When the person attends the eye clinic, a full eye examination, final diagnosis, and management plan is put together by the ophthalmologist. Typically, treatment for sight-threatening DR consists of laser and/or anti-VEGF injections. In this issue, we provide an update on the management of sight-threatening DR, including alternative laser delivery methods and the increasingly important role of anti-VEGF, particularly in resource-constrained settings.

How to support the patient’s journey: If the patient needs treatment, this must be explained in detail and the patient must consent to it. As DR treatment is delivered in more than one session, the patient must be informed of this early on, so that they can plan their attendance at the clinic.

Developing a DR screening and treatment programme

At programme level, strategies for efficient, high-coverage screening, referral, and effective treatment remain challenging.
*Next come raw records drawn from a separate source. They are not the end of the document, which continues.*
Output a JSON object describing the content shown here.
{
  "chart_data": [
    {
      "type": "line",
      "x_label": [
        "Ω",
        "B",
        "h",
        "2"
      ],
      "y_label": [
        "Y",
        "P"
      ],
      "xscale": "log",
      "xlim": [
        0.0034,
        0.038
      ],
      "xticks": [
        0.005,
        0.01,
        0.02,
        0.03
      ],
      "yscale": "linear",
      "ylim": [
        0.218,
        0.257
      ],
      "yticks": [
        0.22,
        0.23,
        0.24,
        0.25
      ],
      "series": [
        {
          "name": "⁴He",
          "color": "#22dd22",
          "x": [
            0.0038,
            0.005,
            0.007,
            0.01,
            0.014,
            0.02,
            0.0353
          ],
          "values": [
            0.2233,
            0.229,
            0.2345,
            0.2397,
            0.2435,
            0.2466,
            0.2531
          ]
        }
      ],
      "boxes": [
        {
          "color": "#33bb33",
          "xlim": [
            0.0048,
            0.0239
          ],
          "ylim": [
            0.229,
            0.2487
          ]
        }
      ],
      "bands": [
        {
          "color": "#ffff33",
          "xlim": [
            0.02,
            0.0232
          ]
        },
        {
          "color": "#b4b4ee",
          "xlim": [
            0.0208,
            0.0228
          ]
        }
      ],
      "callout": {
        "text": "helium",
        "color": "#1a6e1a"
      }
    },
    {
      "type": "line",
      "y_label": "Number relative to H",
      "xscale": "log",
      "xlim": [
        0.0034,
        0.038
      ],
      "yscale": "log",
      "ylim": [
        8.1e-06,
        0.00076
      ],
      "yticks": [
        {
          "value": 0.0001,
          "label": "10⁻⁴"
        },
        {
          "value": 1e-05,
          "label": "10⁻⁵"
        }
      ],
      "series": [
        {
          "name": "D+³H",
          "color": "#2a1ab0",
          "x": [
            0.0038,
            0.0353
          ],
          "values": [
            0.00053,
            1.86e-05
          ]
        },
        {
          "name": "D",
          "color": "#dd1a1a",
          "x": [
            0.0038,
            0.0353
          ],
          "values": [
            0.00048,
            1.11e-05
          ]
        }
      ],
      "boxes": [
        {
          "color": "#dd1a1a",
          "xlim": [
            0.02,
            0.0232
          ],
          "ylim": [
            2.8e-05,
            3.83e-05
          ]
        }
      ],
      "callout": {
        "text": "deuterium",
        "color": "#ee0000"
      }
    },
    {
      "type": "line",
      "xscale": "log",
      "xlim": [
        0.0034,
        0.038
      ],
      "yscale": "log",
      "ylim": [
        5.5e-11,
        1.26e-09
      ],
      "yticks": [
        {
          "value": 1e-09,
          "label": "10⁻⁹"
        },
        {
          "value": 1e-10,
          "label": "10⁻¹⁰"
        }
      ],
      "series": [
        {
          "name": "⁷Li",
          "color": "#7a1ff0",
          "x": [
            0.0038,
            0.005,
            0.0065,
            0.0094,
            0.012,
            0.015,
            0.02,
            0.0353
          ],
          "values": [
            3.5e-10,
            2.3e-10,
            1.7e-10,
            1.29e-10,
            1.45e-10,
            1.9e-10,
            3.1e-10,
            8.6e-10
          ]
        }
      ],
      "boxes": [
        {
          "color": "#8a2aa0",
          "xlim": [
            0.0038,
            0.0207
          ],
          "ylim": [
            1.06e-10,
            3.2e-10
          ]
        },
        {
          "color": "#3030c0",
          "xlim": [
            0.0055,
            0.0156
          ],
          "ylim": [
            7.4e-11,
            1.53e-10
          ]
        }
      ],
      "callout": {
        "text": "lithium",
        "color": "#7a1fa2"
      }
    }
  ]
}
Whilst there are effective interventions to screen and treat DR that can prevent vision loss, few countries have successfully implemented high-coverage DR programmes.
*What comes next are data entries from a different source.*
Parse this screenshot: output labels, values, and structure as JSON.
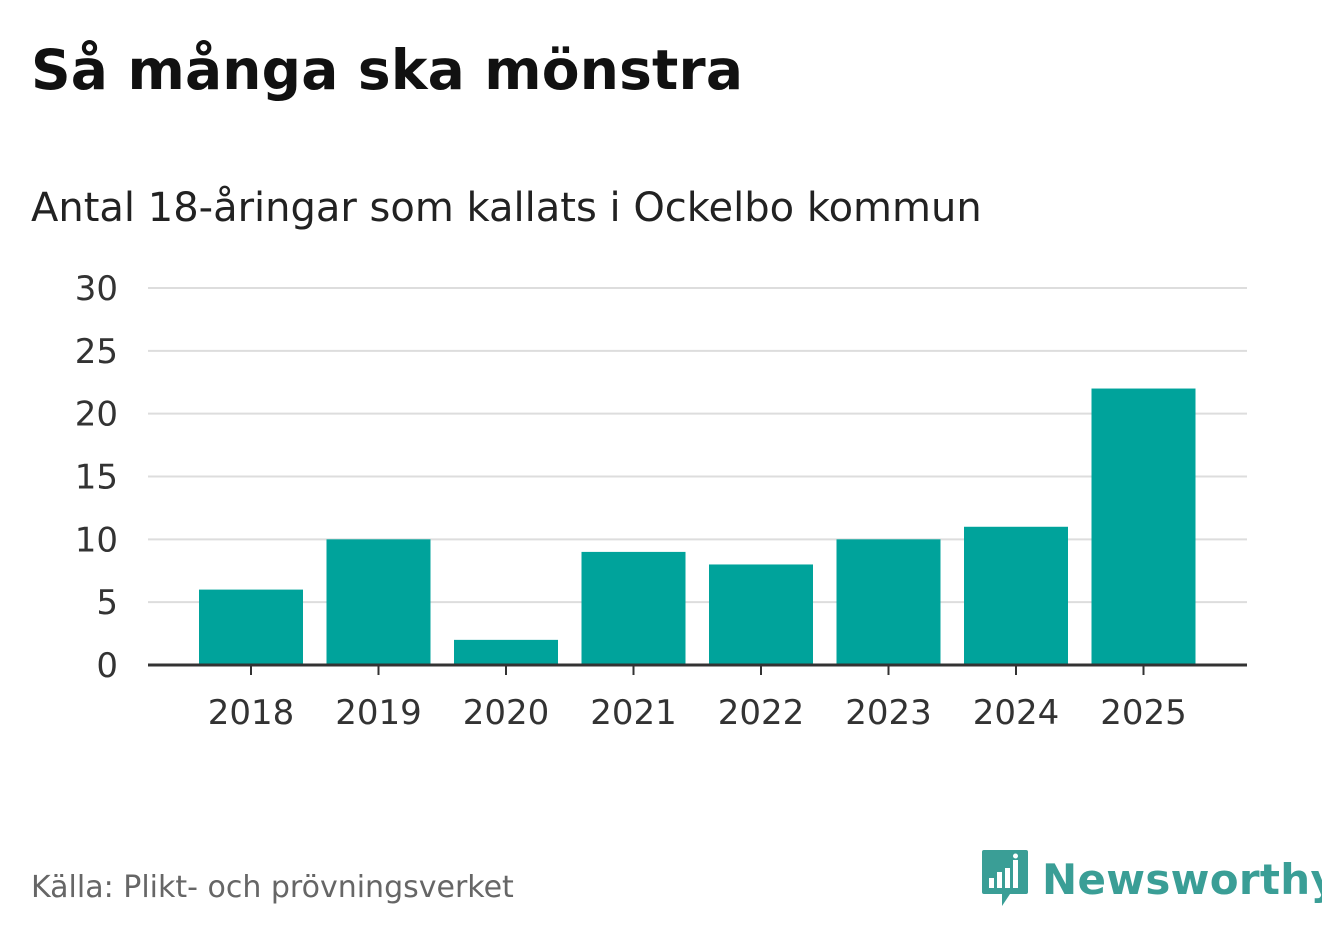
{
  "title": "Så många ska mönstra",
  "subtitle": "Antal 18-åringar som kallats i Ockelbo kommun",
  "source": "Källa: Plikt- och prövningsverket",
  "brand": "Newsworthy",
  "colors": {
    "bar": "#00a39b",
    "grid": "#dddddd",
    "axis": "#333333",
    "brand": "#3a9e96"
  },
  "chart_data": {
    "type": "bar",
    "title": "Så många ska mönstra",
    "subtitle": "Antal 18-åringar som kallats i Ockelbo kommun",
    "categories": [
      "2018",
      "2019",
      "2020",
      "2021",
      "2022",
      "2023",
      "2024",
      "2025"
    ],
    "values": [
      6,
      10,
      2,
      9,
      8,
      10,
      11,
      22
    ],
    "xlabel": "",
    "ylabel": "",
    "ylim": [
      0,
      30
    ],
    "yticks": [
      "0",
      "5",
      "10",
      "15",
      "20",
      "25",
      "30"
    ],
    "grid": true,
    "legend": "none"
  }
}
DR programmes are likely to progress through different stages of development, with the ultimate goal of ensuring that all people with diabetes are screened and appropriately referred for treatment (Figure 2). The first stage for any programme is to establish effective treatment services that are accessible and affordable to the population that they serve. These services are likely to vary in different contexts but, broadly, require the provision of laser treatment and anti-VEGF injections.

The second stage is to establish screening services for early identification of DR. This may begin as an opportunistic service, for example, screening the retina of all people with diabetes already attending a health facility for other reasons unrelated to their eyes. From there, screening may progress to being systematic, that is obtaining a register of all people diagnosed with diabetes and delivering regular screening to that population. A final stage would involve increasing the number of people that are systematically enrolled in the screening programme, aiming to achieve 80% coverage or more, and also embedding quality assurance in the programme so that the accuracy of screening can be monitored and maintained.

In summary, establishing good treatment services for DR is a priority in most countries, followed by delivering screening services for early identification of DR. Programmes must be designed with the patient’s journey in mind, so that they can progress through the clinical pathway. Both the design of the programme and the patient journey will vary from setting to setting; the context and local needs should always be taken into consideration.